A morte de Frederick Bryant foi considerada suspeita pelos médicos e, portanto, uma autópsia foi realizada pelo patologista do Home Office, Dr. Roche Lynch. Ele recebeu os órgãos completos de Bryant, incluindo o estômago e o conteúdo, intestinos delgado e grosso, urina na bexiga, vômito e excrementos, pulmões completos, partes da pele e cabelo, cérebro e unhas. Além disso, amostras de solo foram retiradas de cima do caixão, abaixo do caixão e do solo adjacente. Mais amostras foram retiradas de serragem no caixão e de uma parte da mortalha do morto.
Dr. Roche Lynch, encontrou 4,09 grãos de arsênio no corpo. O analista da Scotland Yard mais tarde deu uma olhada no casaco de Charlotte e encontrou pó de arsênio no bolso direito em 58.000 partes por milhão. Ele disse que isso era uma quantidade enorme em comparação ao que ele esperava.
A LATA QUEIMADA
A polícia de Dorset removeu Charlotte e as crianças para um asilo em Sturminster Newton enquanto eles conduziam uma busca minuciosa na casa e no jardim dos Bryant. Das 150 amostras enviadas posteriormente ao laboratório do Ministério do Interior, 32 continham arsênico. Entre os itens recuperados estava uma lata queimada que continha um herbicida à base de arsênico e foi encontrada entre o lixo nos fundos da casa dos Bryant.

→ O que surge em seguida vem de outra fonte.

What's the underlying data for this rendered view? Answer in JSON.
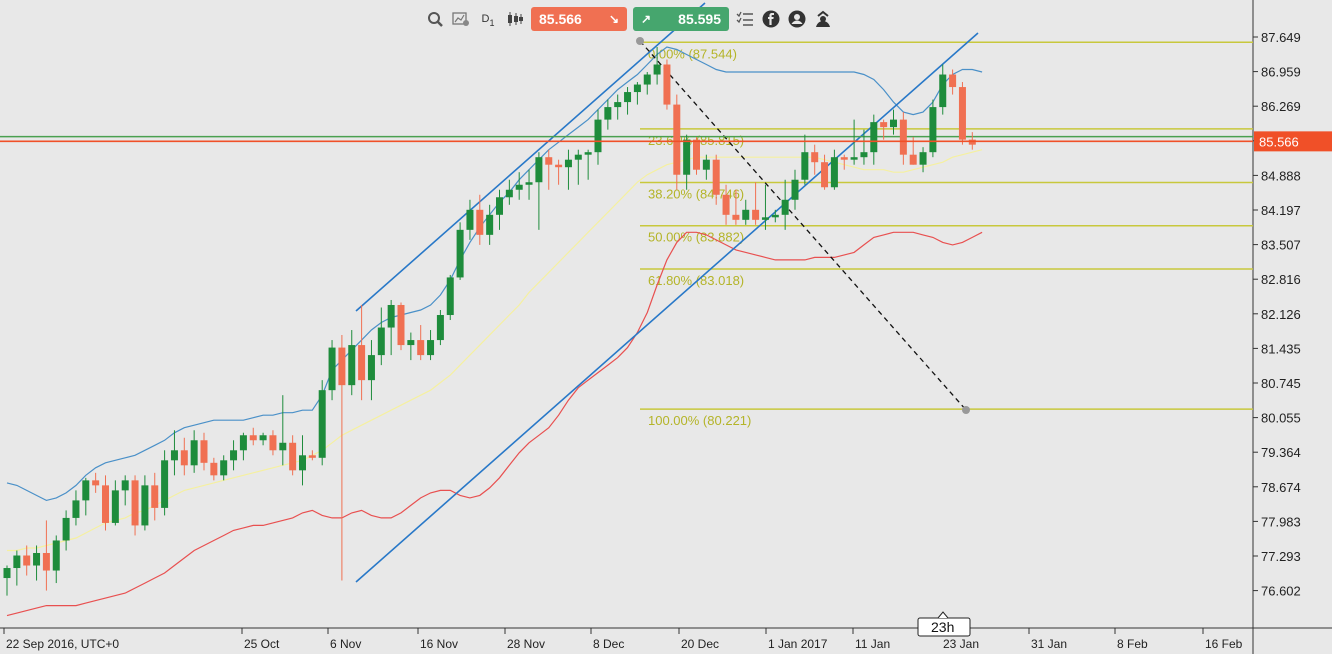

Armados com essa informação vital, a polícia visitou sistematicamente todas as farmácias locais para tentar estabelecer onde o herbicida havia sido comprado e por quem. Seus esforços deram frutos e eles descobriram um químico de Yeovil que havia vendido uma lata do herbicida para uma mulher que só assinou o registro de venenos com um X porque ela não sabia escrever. O químico, no entanto, não conseguiu identificar Charlotte ou Lucy Ostler em uma parada de identidade subsequente. O químico disse que conhecia a mulher que entrou para comprar o veneno, mas alegou que, apesar disso, não conseguiu identificá-la para a polícia. Ele pode ter tentado se proteger de ser processado, pois era ilegal naquela época para um químico vender arsênico para alguém que não conhecesse.
Lucy Ostler também tinha um bom motivo para querer Frederick fora de cena para que ela pudesse permanecer permanentemente na casa de sua nova amiga Charlotte. O próprio marido de Lucy morreu há 4 anos em circunstâncias suspeitas que não foram provadas em seu port-mortem ou inquérito.
Durante as 8 horas consecutivas não registradas que Lucy Ostler passou mais tarde fazendo sua declaração à polícia, ela mudou sua história várias vezes e poderia ter sido facilmente persuadida a fazê-lo pelos policiais interrogadores. Ela pode ter ficado com medo de que a morte de seu próprio marido estivesse sob escrutínio novamente ou ela pode ter se protegido de ser uma suspeita viável. Se Lucy Ostler estava envolvida no assassinato de alguma forma - comprando ou administrando o arsênico com ou sem o conhecimento de Charlotte - ou se ela simplesmente colocou a ideia de matá-lo na cabeça de Charlotte por um comentário casual sobre suas próprias experiências - a verdade é que sua declaração de testemunha era infundada e não confiável e quase certamente foi feita sob coação.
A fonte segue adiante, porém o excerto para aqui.